Fridges are like books waiting to be read and typically what they tell is a life story, each one as distinct as the lines on a face, made unique by the gradual accretion over time of pictures and notes, messages and reminders. Mementos. Bills and receipts. The slow backwash of daily life, its exchanges and milestones. Every item fixed there, even the most mundane, is a mini-narrative with its own back story, meaning and significance. Together, these items form a patchwork of isolated and overlapping moments in time, frozen no less (this is a fridge-freezer after all).

Even the naked fridge with its unblemished skin tells a story, perhaps hinting at one which is yet to unfold or maybe one which is largely lived elsewhere, away from the daily exposure and closure of the fridge door.

And inevitably, wherever there is a fridge, there is a fridge magnet stuck to it like a remora fish on a whale. I know some people can’t stand them, regarding them as akin to carbuncles on the pristine surface of their fridges, but, for some reason, I always seem to attract them like, well, a fridge. At last count, I had 57 on my fridge. Call me unthinking but whenever I get a fridge magnet, I just automatically stick it on the fridge. And so it grows. I can be very literal that way.

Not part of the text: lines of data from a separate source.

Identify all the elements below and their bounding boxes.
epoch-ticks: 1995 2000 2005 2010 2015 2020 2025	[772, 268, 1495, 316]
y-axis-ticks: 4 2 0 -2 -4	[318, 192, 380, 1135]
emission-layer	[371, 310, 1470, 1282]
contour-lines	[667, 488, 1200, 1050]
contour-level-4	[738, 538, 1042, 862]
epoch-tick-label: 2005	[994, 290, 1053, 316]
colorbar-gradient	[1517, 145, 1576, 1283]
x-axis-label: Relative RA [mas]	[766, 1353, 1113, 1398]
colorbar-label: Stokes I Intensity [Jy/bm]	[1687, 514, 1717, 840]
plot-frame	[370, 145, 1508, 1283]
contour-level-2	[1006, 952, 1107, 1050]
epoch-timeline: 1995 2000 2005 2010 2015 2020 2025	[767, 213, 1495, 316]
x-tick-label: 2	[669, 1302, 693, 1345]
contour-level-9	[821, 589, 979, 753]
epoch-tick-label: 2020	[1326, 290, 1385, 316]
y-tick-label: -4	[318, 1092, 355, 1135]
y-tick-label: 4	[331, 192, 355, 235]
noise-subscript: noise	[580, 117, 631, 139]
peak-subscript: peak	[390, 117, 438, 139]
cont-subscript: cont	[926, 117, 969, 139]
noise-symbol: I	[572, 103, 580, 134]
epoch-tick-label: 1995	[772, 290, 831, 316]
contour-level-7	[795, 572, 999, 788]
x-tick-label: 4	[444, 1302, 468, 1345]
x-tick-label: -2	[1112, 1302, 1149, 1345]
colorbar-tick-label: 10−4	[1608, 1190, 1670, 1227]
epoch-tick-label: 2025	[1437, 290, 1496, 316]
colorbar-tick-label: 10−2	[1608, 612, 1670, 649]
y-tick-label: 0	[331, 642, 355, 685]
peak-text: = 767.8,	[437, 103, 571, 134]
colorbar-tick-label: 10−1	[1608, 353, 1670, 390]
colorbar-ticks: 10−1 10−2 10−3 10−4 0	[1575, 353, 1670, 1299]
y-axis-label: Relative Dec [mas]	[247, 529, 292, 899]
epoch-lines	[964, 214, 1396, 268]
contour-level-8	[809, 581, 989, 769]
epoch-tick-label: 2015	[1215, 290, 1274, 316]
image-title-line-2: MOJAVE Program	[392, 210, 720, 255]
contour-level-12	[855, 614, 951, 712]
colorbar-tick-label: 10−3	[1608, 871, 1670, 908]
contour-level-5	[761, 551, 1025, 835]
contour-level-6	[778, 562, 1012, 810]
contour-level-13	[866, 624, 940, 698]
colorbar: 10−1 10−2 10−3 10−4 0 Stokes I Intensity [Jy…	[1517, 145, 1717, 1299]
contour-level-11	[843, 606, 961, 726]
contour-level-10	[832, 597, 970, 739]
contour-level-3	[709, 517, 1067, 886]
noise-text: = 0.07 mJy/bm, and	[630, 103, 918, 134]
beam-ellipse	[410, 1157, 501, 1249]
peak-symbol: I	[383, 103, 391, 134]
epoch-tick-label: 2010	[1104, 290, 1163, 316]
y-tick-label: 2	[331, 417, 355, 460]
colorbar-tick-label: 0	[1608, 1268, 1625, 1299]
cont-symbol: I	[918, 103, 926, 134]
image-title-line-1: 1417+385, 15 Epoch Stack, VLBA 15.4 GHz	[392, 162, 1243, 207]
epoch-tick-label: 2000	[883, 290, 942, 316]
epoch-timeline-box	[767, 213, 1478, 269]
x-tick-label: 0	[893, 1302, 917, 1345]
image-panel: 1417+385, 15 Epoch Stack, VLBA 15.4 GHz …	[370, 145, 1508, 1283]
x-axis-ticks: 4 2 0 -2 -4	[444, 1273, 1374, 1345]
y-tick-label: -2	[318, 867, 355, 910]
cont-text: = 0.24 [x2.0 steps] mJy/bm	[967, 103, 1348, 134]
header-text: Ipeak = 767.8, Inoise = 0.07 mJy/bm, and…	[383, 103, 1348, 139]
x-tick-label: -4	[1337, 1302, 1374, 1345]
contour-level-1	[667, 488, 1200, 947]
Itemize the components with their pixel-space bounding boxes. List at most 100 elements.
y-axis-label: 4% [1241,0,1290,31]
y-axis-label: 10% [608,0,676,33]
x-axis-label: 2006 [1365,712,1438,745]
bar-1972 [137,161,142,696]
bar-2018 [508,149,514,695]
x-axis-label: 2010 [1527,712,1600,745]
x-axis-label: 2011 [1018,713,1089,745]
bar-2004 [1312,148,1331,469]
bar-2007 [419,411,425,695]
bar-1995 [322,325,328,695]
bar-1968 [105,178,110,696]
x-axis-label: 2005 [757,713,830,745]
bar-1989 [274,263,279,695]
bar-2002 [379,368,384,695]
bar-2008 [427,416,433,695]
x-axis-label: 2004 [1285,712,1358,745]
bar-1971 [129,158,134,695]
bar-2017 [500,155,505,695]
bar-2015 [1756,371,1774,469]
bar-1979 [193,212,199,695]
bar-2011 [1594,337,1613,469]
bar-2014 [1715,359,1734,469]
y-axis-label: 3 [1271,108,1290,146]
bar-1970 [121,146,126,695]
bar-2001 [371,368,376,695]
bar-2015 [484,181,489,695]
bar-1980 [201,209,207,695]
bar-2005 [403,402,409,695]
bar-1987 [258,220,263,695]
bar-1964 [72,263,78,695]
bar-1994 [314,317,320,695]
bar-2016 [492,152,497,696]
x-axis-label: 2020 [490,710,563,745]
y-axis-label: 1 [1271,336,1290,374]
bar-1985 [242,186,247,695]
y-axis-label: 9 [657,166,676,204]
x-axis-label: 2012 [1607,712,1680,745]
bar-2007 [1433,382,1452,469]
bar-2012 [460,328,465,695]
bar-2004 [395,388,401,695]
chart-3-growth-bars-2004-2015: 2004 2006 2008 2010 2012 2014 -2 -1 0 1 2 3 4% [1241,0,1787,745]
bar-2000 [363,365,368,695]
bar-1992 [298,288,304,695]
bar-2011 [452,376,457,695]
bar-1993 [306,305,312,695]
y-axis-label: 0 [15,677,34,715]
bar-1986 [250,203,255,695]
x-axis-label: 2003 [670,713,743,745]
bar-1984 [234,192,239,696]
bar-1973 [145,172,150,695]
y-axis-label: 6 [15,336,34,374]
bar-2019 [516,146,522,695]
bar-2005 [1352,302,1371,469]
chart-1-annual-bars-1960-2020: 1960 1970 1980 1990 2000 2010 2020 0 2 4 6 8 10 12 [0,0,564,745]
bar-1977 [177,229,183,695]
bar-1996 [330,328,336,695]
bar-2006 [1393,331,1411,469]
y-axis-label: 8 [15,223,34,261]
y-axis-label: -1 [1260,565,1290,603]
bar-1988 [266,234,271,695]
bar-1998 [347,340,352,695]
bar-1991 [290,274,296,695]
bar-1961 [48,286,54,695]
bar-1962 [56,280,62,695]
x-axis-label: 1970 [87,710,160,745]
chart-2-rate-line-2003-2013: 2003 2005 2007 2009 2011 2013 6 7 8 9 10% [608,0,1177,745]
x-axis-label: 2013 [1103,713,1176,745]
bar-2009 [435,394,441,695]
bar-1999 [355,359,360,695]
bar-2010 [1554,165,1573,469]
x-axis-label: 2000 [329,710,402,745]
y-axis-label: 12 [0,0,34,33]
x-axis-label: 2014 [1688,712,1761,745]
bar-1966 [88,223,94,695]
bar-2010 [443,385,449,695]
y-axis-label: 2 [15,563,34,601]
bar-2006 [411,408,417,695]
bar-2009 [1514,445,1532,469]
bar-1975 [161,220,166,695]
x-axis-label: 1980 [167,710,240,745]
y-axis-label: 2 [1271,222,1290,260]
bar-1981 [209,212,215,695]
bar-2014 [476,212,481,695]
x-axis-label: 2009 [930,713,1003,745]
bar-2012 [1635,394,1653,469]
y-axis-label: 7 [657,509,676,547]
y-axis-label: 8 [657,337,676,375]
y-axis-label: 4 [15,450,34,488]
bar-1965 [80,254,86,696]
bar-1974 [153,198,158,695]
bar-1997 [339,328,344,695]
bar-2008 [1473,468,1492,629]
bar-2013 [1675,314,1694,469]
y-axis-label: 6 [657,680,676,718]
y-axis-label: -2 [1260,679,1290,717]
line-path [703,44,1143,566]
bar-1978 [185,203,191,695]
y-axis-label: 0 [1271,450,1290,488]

Perhaps it is the accumulation of these magnets and memories that can imbue fridges with a quasi-personality. Almost stealthily, they take on a life of their own and become an extension of the household, like Nanny McPhee without the magic. They are a strong, silent (apart from the occasional rattle and cough and tendency to hum in the night) presence in the home, a little repository of coolness. They are responsive to our needs, helpfully providing a light when we need it (that’s magic!) and waiting patiently as we fumble around in their innards. What hope and anticipation we invest in the fridge, peering into it as if looking into the future, eager to discover something unexpected and delightful. All the while, we rely on the fridge to guard carefully what we deposit in/on it – both sustenance and souvenirs – safe in the knowledge that it will always be there when we return, even when those items are no longer safe to keep.

There are moves afoot to make fridges ever-more intelligent so they can watch over our consumption and advise us as to our needs. From there, it will be just a short step to health advice and life coaching. The fridge then will truly become our better half.

A good fridge can last a lifetime, or certainly longer than many marriages. And when, finally, rust, exhausted motors and perished seals take their toll, the abandoned fridge still retains an air of unassuming splendour in its demeanour, resonant of the past like a large metal sarcophagus robbed of it contents.

Dating back to primeval dawn of the White Goods, the solitary fridge is the standing stone of consumer culture, a modern menhir.